A property that looks great on Zillow might need $15,000+ in furnishings, smart locks, Wi-Fi upgrades, linens, and decor. We started out on a super tight budget and furnished with many items from second-hand stores like Goodwill and Value Village. That’s where we purchased many of the kitchen staples, plus even the coffee table and a couple of lamps. Other items, such as the dining table and chairs, we had in storage and already owned. Over time we made upgrades here and there, such as the couch and new bed mattress and frame.

Ask:

  • Is the layout STR-friendly (open concept, multiple bedrooms, private bathrooms)?
  • Does it have appeal for travelers—e.g., proximity to downtown, trails, beach, or airport?
  • Can it accommodate turnovers easily (accessible for cleaners, storage for supplies)?
  • Is there space for self-check-in or smart home features?

Pro tip: The more self-sufficient your STR is, the lower your management costs (and the higher your margins).
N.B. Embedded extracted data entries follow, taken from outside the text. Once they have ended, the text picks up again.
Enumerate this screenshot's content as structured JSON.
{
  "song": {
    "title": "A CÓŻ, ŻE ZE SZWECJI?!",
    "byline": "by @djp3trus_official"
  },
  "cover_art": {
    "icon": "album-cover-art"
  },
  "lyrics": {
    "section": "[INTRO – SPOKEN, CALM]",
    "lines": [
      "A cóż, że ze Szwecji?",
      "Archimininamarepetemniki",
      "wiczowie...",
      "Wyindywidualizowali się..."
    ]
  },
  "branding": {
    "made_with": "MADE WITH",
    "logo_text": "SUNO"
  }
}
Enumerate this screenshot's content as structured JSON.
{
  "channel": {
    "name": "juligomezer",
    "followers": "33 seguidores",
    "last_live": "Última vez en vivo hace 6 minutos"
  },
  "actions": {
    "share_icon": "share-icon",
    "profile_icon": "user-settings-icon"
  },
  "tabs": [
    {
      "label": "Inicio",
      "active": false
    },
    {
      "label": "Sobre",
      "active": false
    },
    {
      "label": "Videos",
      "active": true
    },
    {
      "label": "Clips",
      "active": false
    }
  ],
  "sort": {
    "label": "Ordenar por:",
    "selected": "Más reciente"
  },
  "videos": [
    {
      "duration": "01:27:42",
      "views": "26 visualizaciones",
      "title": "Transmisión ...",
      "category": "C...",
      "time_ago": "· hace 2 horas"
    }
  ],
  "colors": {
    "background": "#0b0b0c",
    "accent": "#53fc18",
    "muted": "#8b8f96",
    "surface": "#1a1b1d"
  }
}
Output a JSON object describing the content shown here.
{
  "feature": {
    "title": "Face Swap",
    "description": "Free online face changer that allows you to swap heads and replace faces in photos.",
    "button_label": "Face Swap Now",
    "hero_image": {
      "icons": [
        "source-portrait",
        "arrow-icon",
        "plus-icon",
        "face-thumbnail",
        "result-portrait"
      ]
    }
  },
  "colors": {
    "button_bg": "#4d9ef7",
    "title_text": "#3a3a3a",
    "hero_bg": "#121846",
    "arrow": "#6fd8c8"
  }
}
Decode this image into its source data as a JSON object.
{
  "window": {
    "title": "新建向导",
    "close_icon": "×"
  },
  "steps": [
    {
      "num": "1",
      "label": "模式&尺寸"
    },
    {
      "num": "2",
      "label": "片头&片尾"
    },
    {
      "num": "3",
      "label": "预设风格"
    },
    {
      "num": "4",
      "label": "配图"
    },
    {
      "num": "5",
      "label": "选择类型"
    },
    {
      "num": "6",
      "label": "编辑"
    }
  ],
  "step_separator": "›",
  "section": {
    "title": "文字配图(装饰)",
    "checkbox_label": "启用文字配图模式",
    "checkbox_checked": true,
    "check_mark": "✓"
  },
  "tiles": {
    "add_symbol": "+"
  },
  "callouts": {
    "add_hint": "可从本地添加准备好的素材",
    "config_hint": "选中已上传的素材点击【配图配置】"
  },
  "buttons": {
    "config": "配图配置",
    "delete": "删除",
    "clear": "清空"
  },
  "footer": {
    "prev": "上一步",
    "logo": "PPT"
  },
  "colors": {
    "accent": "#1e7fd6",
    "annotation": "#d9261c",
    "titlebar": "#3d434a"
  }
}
Project Performance with Conservative Estimates

Don’t bank on 90% occupancy or $300/night just because one listing shows it. Look at average performance, not the outliers.

Use conservative figures:

  • 60–70% occupancy
  • Mid-range nightly rate
  • Include a buffer for maintenance and emergencies (5–10% of revenue)

If the property still cash flows and gives you a solid ROI, it’s likely a sound investment. Remember to consider if the property needs any repairs or renovations, and how that will impact your cost. And, over time, there will be repairs and replacements that pop up – for us it was a water heater, then a faulty dishwasher, then a major emergency bathroom remodel when a long-standing leak into the sub-floor was discovered.

Understand Local Laws and Future Risk

Even if STRs are allowed now, local governments are changing their tune fast. Many markets are:

  • Capping STR licenses
  • Requiring in-person hosts or primary residence
  • Implementing hotel taxes, inspection fees, and permits

STR regulations can change. So always have an exit strategy:

  • Can the property cash flow as a long-term rental?
  • Would it sell easily to another investor or owner-occupant?

Smart investors look for properties that work in multiple ways.

Final Investor Tips:

  • Don’t fall in love with the property, fall in love with the numbers.
  • Prioritize location, regulations, and ROI, not the color of the kitchen cabinets.
  • Test assumptions with actual market data, not guesswork.
  • Think like a guest and an owner, where comfort meets cash flow.

Bottom Line:
A short-term rental can absolutely be a profitable investment, but only if you start with the right property, the right data, and the right mindset.